Web 2.0: 'Reading more, knowing less'

Keen says the majority of entries on Wikipedia 'are too obscure to get critical insight and critical editorial coverage and so it means that the information just is wrong, corrupt or insulting'

Our increasing thirst for free user-generated online content means we are "reading more but knowing less".

Author Andrew Keen cites Wikipedia as an example of how the Web 2.0 concept is seducing us "into creating an inane, chaotic and indulgent culture in which we trivialise ourselves and everything around us".

Keen was speaking to PC Answers magazine about his book The Cult of the Amateur. He argues that user-generated sources of media and information such as Wikipedia and YouTube are "unreliable, biased, poorly written and corrupting".

Wikipedia 'unreliable'

"I think Wikipedia is a really interesting phenomenon," Keen says. "Clearly it does satisfy a certain thirst for information.

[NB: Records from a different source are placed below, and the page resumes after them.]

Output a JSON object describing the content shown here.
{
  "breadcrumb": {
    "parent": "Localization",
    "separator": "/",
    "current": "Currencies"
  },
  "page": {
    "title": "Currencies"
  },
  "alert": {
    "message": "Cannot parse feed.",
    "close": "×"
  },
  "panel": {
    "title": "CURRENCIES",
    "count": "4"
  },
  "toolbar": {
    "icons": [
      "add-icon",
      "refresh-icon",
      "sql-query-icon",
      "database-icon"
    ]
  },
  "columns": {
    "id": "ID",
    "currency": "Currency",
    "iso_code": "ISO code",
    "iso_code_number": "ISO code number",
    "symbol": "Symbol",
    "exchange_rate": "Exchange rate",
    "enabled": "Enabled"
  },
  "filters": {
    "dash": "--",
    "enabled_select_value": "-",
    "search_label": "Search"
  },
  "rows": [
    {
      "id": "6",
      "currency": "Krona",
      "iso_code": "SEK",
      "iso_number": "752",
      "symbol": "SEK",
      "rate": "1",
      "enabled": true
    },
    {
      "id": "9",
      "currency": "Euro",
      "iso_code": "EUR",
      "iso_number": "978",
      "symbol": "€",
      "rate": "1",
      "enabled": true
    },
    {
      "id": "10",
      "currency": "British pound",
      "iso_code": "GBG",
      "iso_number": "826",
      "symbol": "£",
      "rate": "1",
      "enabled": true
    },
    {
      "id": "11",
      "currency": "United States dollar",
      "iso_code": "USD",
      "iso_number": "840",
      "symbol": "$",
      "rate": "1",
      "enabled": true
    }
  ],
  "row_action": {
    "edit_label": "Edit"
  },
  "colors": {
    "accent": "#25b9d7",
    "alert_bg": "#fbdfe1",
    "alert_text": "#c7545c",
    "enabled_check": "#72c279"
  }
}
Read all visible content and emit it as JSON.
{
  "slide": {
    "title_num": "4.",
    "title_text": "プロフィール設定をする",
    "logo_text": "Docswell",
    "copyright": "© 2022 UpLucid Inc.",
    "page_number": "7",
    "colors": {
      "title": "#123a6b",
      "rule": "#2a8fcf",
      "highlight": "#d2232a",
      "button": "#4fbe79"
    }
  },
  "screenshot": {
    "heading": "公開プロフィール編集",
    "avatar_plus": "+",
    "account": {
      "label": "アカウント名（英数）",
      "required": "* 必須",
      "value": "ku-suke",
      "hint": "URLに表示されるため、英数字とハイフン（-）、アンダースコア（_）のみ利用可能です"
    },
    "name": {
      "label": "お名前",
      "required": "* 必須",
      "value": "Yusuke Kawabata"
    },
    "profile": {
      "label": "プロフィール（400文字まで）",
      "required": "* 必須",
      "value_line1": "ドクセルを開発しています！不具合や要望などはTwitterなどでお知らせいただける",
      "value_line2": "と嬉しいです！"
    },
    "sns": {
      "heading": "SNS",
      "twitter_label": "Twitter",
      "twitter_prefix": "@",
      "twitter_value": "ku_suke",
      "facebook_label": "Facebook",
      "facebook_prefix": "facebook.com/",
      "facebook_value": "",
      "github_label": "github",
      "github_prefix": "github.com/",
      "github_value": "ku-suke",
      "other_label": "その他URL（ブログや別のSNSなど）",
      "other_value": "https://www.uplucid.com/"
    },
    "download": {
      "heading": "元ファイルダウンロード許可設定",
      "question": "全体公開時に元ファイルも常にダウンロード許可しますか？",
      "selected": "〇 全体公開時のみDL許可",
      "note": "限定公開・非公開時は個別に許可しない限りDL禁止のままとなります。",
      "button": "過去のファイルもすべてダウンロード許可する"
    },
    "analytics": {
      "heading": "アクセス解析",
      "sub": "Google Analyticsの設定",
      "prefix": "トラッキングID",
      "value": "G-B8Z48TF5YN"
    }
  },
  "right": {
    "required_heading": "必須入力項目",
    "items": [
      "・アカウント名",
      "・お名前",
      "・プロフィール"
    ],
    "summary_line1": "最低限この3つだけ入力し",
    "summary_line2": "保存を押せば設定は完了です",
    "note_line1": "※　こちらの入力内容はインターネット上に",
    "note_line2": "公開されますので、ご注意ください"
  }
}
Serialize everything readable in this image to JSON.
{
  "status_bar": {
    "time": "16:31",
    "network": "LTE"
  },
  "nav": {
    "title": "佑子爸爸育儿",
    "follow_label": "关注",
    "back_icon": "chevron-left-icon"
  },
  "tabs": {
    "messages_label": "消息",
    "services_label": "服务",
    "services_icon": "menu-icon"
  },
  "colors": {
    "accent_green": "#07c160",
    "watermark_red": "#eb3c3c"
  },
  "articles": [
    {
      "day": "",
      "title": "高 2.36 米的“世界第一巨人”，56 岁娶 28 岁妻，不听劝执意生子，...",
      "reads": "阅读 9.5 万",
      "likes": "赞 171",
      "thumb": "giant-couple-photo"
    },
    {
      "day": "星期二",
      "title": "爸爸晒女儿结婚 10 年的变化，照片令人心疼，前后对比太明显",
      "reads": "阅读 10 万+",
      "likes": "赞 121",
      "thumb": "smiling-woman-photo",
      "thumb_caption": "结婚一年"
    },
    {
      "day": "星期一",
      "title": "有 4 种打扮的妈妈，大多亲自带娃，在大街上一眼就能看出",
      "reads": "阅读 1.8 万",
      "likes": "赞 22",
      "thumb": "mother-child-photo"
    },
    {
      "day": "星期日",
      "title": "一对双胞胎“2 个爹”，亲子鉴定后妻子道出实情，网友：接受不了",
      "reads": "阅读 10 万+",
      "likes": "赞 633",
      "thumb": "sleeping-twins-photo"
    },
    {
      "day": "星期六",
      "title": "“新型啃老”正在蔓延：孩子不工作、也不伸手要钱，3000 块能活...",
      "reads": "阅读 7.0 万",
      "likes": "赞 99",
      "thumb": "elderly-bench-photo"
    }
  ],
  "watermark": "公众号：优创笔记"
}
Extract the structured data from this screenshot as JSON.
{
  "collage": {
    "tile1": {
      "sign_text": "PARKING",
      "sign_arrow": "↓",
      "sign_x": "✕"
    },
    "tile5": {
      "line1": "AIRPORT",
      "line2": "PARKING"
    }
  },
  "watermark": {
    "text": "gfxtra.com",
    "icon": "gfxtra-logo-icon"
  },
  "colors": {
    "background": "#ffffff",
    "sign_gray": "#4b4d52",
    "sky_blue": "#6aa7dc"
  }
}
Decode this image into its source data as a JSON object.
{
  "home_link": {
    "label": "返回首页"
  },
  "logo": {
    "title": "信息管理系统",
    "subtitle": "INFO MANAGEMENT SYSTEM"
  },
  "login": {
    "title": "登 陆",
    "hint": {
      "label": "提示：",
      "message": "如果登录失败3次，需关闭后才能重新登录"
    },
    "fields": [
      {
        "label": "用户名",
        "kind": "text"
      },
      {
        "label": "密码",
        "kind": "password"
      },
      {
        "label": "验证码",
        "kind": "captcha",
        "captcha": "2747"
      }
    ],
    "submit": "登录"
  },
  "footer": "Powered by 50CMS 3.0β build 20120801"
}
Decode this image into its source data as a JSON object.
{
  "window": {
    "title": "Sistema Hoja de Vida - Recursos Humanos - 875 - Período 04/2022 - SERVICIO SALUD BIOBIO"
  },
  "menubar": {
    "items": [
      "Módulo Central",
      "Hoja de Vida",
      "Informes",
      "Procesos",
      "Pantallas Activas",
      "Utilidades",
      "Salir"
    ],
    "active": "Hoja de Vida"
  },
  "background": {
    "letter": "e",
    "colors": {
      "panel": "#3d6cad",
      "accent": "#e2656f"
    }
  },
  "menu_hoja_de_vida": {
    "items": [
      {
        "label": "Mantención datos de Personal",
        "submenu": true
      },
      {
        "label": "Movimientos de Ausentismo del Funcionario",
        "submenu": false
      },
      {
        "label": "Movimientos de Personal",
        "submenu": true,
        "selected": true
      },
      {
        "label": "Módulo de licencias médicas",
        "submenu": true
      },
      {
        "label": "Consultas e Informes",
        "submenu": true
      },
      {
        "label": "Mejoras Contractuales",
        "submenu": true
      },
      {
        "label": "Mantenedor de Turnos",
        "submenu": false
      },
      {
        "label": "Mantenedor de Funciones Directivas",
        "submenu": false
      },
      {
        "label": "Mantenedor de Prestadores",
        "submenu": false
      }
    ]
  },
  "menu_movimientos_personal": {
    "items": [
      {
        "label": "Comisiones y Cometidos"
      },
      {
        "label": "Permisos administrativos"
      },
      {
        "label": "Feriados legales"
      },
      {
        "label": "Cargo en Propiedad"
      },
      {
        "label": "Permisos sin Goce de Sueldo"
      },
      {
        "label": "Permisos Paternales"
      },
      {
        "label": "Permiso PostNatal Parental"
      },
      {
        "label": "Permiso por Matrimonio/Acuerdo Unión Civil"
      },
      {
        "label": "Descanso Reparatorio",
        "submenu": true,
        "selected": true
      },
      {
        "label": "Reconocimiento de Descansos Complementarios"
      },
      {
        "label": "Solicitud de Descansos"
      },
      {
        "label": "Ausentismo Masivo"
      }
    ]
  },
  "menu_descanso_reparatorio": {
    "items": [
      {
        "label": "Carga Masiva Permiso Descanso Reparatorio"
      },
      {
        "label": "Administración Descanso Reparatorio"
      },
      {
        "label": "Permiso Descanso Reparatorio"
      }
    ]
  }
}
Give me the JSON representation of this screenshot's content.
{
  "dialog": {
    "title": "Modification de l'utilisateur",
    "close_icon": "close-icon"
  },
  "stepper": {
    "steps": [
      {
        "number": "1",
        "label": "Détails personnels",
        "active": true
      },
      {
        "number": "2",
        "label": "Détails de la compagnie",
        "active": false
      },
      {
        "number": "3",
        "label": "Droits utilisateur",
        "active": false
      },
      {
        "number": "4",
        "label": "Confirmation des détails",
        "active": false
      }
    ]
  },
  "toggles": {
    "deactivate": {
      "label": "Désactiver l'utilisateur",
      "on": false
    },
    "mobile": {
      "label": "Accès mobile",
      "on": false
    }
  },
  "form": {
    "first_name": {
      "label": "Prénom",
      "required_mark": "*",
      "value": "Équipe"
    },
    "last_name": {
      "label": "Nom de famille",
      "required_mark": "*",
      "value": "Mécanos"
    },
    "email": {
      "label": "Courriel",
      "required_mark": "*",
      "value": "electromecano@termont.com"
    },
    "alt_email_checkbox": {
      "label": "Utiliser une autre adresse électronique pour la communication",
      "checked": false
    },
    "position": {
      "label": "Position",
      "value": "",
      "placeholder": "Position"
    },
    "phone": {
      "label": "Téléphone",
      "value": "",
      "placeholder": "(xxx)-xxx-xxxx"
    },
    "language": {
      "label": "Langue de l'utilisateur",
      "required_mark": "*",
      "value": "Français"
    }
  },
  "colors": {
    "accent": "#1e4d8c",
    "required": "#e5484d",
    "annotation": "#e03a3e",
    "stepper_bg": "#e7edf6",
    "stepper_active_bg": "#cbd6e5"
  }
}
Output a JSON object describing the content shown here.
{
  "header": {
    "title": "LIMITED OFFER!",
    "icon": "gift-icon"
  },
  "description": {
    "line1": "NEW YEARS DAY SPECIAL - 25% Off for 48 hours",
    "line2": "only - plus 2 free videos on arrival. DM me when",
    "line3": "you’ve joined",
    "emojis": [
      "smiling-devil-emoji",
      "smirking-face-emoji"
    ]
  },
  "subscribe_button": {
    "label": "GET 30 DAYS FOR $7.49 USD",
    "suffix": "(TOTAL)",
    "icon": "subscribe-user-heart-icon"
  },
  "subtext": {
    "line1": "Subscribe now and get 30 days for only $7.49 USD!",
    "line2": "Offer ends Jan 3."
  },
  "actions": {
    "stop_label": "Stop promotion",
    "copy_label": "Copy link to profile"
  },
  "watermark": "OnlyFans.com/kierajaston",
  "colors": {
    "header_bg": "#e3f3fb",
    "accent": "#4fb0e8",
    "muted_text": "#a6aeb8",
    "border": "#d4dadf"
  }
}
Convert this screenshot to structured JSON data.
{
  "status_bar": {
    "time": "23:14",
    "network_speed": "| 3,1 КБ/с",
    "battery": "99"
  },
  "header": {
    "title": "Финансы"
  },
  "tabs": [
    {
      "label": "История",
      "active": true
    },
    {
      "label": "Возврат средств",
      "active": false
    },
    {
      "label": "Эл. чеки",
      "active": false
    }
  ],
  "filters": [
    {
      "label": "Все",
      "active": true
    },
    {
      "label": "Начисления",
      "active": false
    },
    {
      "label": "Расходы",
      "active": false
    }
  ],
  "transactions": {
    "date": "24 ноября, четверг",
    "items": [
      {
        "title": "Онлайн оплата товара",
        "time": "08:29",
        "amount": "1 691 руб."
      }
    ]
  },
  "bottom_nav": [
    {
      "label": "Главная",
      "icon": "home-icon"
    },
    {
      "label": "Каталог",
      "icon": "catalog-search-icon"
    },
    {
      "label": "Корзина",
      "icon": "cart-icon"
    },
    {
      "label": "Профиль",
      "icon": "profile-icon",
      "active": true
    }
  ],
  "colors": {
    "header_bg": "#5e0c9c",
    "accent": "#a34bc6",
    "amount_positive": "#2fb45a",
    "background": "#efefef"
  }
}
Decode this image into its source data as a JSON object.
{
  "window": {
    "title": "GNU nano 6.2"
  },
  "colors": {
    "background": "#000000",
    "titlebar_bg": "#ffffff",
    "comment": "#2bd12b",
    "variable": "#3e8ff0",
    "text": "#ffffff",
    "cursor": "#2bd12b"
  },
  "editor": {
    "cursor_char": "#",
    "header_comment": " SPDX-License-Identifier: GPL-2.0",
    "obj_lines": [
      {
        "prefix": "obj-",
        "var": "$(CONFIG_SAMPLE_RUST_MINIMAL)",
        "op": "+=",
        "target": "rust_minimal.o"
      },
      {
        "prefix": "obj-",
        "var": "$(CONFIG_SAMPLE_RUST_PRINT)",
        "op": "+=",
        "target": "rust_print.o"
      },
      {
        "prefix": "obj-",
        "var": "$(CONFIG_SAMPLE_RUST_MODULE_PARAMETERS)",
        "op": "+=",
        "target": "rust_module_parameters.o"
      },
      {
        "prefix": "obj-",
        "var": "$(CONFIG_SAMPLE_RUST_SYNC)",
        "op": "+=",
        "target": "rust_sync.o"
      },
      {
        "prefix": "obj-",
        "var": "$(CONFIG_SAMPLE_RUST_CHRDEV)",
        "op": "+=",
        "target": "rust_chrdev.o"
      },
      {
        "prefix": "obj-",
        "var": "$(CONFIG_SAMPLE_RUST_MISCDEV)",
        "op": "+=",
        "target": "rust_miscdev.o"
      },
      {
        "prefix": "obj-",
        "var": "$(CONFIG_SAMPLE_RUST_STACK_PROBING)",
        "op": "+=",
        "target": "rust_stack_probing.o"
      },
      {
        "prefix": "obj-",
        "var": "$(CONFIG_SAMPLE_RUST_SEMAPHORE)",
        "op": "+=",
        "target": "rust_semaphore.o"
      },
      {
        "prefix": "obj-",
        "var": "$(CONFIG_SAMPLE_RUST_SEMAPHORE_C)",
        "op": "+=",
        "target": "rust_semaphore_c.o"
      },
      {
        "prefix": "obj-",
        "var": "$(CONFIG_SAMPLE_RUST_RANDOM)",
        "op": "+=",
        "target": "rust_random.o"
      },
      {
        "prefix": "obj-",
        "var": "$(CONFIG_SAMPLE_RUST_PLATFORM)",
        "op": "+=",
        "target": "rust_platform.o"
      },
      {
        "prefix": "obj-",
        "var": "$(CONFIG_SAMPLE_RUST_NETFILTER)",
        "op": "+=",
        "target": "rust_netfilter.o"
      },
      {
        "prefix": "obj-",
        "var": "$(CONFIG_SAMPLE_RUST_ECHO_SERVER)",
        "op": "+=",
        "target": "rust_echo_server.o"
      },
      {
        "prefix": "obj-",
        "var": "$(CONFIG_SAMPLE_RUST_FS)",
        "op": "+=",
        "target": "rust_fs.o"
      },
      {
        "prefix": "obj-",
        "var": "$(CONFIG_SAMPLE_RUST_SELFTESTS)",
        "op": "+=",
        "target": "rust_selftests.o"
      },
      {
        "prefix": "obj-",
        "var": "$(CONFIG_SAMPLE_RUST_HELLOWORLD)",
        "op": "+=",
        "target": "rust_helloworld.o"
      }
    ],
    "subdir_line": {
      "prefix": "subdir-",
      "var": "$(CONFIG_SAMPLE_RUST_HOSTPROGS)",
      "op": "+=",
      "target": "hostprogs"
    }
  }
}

My problem with Wikipedia, though, is that often it's unreliable, it lacks any kind of context and it caters to an increasingly trivialising and inane kind of culture.

"In theory, the crowd is this infinite editor. But in reality it doesn't work like that - most people don't check. The majority of entries are too obscure to get critical insight and critical editorial coverage and so it means that the information just is wrong, corrupt or insulting.

"One of the purposes of my book is to challenge the thoughtless optimism of the Web 2.0 utopia - the idea that this utopia is going to result in the end of scarcity and infinite choice for everyone."